Over at Bittersweet Girl’s, Profacero said about her now-famous post, “The post was an incantation against the depression of the idea that ‘this is so hard’ . . . ” She said something similar in the original, as well: “I wanted to say these things as an antidote to all the grim repetitions I have seen that you must publish to survive, but that to write is to suffer.”
I don’t know that I ever got the direct messages she seems to have, but I sure am good at channeling “negative self-talk” (a phrase I dislike, but the distancing effect of which I appreciate). “This is hard, I don’t have enough time, I’ll never finish, I’m stupid, someone else will do it better, someone else probably already has done it better and I just don’t know about it because I’m stupid, the organization isn’t working and I don’t know how to fix it, I don’t dare show a draft to anyone because then they’ll know I’m stupid . . . ” I expect most of you know that playlist.
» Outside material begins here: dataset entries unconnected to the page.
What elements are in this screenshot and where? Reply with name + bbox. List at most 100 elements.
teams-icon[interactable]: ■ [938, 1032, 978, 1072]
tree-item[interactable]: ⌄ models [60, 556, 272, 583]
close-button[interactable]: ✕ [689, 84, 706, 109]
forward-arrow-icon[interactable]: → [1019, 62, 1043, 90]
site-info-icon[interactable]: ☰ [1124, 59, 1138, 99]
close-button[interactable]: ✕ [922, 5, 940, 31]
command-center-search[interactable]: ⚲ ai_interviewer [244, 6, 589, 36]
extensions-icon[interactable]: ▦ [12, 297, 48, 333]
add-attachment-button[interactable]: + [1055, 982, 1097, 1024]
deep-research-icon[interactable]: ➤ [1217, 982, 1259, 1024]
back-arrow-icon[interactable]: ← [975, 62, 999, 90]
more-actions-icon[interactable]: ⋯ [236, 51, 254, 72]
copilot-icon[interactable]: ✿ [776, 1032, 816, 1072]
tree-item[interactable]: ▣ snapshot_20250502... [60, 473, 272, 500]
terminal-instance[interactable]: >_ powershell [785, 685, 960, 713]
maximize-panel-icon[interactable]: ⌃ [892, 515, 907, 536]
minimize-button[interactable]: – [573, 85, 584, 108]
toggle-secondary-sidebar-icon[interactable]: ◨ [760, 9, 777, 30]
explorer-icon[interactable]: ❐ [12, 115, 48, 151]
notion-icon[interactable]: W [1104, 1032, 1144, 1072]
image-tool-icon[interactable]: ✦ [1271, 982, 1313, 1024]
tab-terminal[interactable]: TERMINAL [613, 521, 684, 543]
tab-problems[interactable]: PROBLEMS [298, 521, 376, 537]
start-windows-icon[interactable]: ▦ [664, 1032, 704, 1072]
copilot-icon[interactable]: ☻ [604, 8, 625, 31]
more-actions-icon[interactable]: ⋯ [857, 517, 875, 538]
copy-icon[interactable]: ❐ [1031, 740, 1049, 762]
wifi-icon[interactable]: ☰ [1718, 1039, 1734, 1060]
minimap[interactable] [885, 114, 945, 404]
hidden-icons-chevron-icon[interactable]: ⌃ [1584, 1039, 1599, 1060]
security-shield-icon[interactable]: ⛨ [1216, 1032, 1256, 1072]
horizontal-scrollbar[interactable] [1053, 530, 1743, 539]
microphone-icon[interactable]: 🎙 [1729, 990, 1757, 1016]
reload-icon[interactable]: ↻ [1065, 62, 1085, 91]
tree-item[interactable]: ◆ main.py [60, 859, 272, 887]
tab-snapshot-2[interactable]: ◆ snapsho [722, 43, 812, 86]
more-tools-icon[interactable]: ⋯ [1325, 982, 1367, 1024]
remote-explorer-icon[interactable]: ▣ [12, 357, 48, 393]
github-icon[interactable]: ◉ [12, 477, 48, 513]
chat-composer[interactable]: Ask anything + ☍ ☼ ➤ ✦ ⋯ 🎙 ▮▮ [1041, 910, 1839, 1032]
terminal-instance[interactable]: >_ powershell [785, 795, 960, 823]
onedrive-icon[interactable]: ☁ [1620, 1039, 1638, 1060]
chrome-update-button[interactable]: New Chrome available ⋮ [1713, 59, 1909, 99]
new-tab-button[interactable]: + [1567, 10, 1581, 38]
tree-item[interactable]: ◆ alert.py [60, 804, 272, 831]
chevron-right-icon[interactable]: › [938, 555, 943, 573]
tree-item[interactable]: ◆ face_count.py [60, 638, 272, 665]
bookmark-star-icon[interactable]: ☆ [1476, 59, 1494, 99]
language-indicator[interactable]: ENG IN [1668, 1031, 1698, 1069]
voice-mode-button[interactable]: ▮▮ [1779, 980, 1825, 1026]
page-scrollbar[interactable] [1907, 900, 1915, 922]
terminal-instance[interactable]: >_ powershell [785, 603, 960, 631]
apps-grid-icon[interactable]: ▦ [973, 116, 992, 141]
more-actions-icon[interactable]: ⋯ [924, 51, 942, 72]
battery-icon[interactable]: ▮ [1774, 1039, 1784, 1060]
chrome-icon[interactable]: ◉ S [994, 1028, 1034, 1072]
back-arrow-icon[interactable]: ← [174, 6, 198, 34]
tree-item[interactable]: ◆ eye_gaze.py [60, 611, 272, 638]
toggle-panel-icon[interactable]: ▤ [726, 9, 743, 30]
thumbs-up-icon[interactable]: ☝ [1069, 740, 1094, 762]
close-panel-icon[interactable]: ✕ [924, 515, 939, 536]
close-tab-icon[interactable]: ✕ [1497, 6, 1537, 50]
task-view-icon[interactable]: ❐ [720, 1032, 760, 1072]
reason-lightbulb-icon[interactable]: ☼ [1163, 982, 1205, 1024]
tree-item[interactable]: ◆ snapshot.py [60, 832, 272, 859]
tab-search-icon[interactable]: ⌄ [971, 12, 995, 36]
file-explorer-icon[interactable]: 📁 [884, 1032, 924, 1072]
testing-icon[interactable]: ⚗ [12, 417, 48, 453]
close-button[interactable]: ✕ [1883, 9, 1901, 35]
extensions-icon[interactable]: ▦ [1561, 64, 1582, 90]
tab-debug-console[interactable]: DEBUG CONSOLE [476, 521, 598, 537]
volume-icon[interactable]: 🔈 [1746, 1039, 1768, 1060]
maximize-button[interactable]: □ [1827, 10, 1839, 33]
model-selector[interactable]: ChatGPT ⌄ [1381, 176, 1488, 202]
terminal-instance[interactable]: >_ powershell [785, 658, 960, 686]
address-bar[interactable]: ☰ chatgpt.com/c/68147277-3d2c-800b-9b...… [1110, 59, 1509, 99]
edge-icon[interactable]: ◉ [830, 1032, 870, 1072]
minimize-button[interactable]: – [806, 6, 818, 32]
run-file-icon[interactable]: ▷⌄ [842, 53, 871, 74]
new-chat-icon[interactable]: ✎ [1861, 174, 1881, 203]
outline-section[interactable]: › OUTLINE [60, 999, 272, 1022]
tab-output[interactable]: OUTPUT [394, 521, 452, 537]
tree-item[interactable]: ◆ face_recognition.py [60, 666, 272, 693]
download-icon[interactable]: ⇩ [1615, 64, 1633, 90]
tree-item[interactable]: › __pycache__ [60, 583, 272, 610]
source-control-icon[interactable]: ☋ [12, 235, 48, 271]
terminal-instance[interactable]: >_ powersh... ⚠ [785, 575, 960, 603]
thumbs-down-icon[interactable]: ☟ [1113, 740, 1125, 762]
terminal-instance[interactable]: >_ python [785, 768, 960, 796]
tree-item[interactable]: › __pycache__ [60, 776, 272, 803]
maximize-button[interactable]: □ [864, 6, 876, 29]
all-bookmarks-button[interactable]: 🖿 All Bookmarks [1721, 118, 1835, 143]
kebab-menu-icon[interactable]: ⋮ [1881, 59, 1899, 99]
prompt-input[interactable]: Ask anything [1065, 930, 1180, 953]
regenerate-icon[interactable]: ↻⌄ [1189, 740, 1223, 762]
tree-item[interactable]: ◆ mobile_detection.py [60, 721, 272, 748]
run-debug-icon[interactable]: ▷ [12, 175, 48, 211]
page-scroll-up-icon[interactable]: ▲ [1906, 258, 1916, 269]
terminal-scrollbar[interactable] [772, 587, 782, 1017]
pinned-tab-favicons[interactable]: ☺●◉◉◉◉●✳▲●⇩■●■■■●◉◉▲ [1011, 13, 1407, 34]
Maybe this is my own re-playing of ideas I picked up elsewhere; possibly I could think about that.
What I loved, though, was the incantatory aspect: here’s what you play to drown out or better yet, replace, the nasty voices. Affirm the process and your own worth. It’s a good way to start the writing day, as I need to go and do now. So I’m going to do a little singing to myself:
Writing is easy and publishing is fun.